И все же, когда они въехали в Зарависс, напряжение и горечь отпустили ее. Она чувствовала себя освобожденной, почти умиротворенной. Как и до поездки, она часто наблюдала за ребенком, но впервые смотрела на него без страха. «Кем он станет?» — раздумывала она. Скорее всего, каким-нибудь простым тружеником — охотником или фермером, в поте лица зарабатывающим на жизнь и ведать не ведающим о своем происхождении и драматических событиях, сопровождавших первые дни его жизни. А может быть, он умрет еще ребенком. Стоит ли ей оставить его себе, вырастить и дать ему то положение и благосостояние, какого она сможет добиться? — задалась она вопросом. Но этот план вызвал у нее немедленное внутреннее противодействие. Несмотря на сострадание, которое она испытывала, это было давление чужой воли, что-то вроде обязательства, наложенного на нее. Ребенок был не заравийцем, инородцем. В ее жизни, какой бы она ни стала, не было места для этого странного и пугающего незнакомца.
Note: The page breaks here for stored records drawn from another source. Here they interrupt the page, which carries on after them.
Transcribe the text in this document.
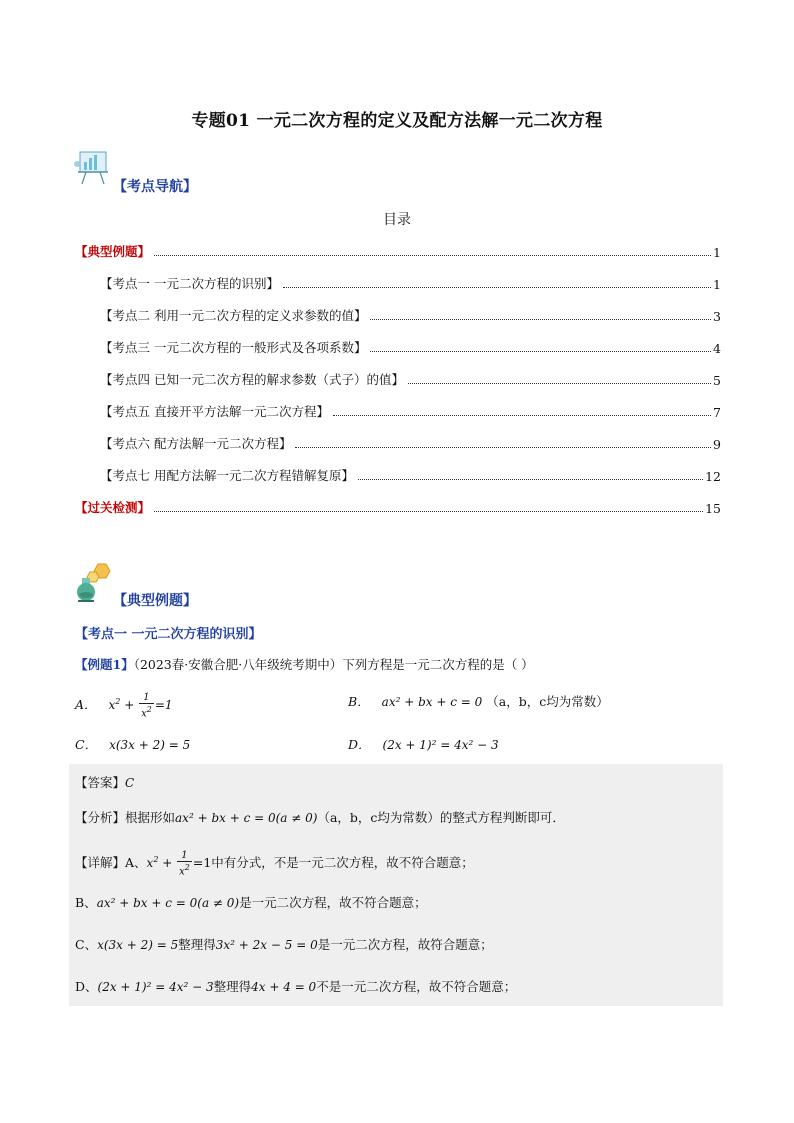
专题01 一元二次方程的定义及配方法解一元二次方程
【考点导航】
目录
【典型例题】	1
【考点一 一元二次方程的识别】	1
【考点二 利用一元二次方程的定义求参数的值】	3
【考点三 一元二次方程的一般形式及各项系数】	4
【考点四 已知一元二次方程的解求参数（式子）的值】	5
【考点五 直接开平方法解一元二次方程】	7
【考点六 配方法解一元二次方程】	9
【考点七 用配方法解一元二次方程错解复原】	12
【过关检测】	15
【典型例题】
【考点一 一元二次方程的识别】
【例题1】（2023春·安徽合肥·八年级统考期中）下列方程是一元二次方程的是（ ）
A． $x^2 + \frac{1}{x^2} =1$	B． ax² + bx + c = 0 （a，b，c均为常数）
C． x(3x + 2) = 5	D． (2x + 1)² = 4x² − 3
【答案】C
【分析】根据形如ax² + bx + c = 0(a ≠ 0)（a，b，c均为常数）的整式方程判断即可．
【详解】A、$x^2 + \frac{1}{x^2} =1$中有分式，不是一元二次方程，故不符合题意；
B、ax² + bx + c = 0(a ≠ 0)是一元二次方程，故不符合题意；
C、x(3x + 2) = 5整理得3x² + 2x − 5 = 0是一元二次方程，故符合题意；
D、(2x + 1)² = 4x² − 3整理得4x + 4 = 0不是一元二次方程，故不符合题意；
И Ашне'е, казалось, знала об этом факте и одобряла его.

На закате, когда они отъехали от границы миль на десять и уже были в Тираи, их настиг первый в этом году холодный дождь.
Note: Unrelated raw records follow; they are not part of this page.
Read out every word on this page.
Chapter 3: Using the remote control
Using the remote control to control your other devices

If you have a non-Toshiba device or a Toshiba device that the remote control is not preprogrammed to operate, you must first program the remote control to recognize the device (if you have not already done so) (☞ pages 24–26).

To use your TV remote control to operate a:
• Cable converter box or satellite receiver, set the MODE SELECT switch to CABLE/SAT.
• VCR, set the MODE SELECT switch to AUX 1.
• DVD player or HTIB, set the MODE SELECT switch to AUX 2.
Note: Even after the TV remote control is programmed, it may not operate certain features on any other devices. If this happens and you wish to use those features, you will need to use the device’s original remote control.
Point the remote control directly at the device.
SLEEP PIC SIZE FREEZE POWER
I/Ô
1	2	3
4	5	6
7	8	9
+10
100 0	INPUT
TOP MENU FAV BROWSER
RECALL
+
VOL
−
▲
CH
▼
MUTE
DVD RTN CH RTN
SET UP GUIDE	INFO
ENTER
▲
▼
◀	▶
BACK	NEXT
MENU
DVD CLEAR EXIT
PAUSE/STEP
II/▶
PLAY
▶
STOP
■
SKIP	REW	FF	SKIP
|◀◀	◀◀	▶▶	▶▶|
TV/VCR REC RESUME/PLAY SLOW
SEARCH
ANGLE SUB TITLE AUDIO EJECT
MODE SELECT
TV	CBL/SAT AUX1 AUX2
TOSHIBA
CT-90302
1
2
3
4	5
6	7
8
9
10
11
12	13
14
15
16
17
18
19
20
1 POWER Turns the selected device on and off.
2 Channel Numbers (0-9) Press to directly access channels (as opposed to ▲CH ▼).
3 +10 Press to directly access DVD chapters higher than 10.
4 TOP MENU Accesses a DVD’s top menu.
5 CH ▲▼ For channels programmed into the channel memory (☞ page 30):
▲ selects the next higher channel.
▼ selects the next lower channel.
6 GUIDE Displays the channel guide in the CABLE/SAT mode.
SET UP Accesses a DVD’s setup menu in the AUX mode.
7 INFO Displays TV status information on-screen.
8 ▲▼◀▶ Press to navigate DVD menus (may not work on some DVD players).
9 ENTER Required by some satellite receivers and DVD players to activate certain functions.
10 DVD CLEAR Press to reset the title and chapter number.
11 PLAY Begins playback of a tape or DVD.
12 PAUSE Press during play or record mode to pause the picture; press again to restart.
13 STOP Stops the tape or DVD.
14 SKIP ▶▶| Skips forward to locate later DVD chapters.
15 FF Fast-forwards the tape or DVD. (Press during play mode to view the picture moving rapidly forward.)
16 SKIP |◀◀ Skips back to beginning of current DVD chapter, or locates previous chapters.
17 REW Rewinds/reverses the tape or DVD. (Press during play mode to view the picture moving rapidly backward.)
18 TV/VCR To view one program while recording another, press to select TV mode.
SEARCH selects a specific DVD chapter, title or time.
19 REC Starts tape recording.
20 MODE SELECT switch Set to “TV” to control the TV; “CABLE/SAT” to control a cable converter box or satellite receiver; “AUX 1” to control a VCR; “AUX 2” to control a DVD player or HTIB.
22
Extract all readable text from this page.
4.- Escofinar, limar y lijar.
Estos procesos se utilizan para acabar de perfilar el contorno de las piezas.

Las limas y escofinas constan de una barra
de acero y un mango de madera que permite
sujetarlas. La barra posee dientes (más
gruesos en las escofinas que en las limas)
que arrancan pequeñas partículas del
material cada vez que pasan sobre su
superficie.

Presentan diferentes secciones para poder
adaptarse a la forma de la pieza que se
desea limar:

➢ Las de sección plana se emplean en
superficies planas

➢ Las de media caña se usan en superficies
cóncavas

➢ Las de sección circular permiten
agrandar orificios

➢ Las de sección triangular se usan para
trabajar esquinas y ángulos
Она покормила ребенка молоком под шум грозы, бившейся в закрытые ставни ее комнатки на постоялом дворе. Когда непогода наконец утихла, в окно пробились косые алые лучи заходящего солнца. Послышался стук в дверь. Открыв ее, она увидела стоящего на пороге Лиуна. Впервые за это время один из попутчиков-мужчин заглянул к ней после дневного путешествия. Она решила, что что-нибудь случилось, и кровь тревожно запульсировала у нее в висках.

— Что-то не так?

— Нет, все в порядке. Прошу прощения, если потревожил вас. — Он вошел в комнату уверенно и в то же время робко, направившись к колыбельке, как будто именно за этим и пришел. — Какой тихий малыш, благодарение богам.

— Да, он всегда был тихий. Как и она.

— А вы? — спросил он вдруг точно так же, как Крин в ту ночь. — Что будет с вами?

— Поселюсь у себя на родине, когда исполню то, о чем она просила меня.

— В Зарависсе. Да. Вам вообще не стоило уезжать оттуда.

— Может быть, и так.

Он открыл ставни, впустив в комнату свежий красный воздух. Потом ни с того ни с сего спросил:

— Вы никогда не задумывались, почему я стал вторым вашим спутником?

— Крин обещал дать мне провожатых, которым я смогу доверять.

— Я сам напросился ехать с вами.

— Зачем вам это понадобилось? — она изумленно взглянула на него.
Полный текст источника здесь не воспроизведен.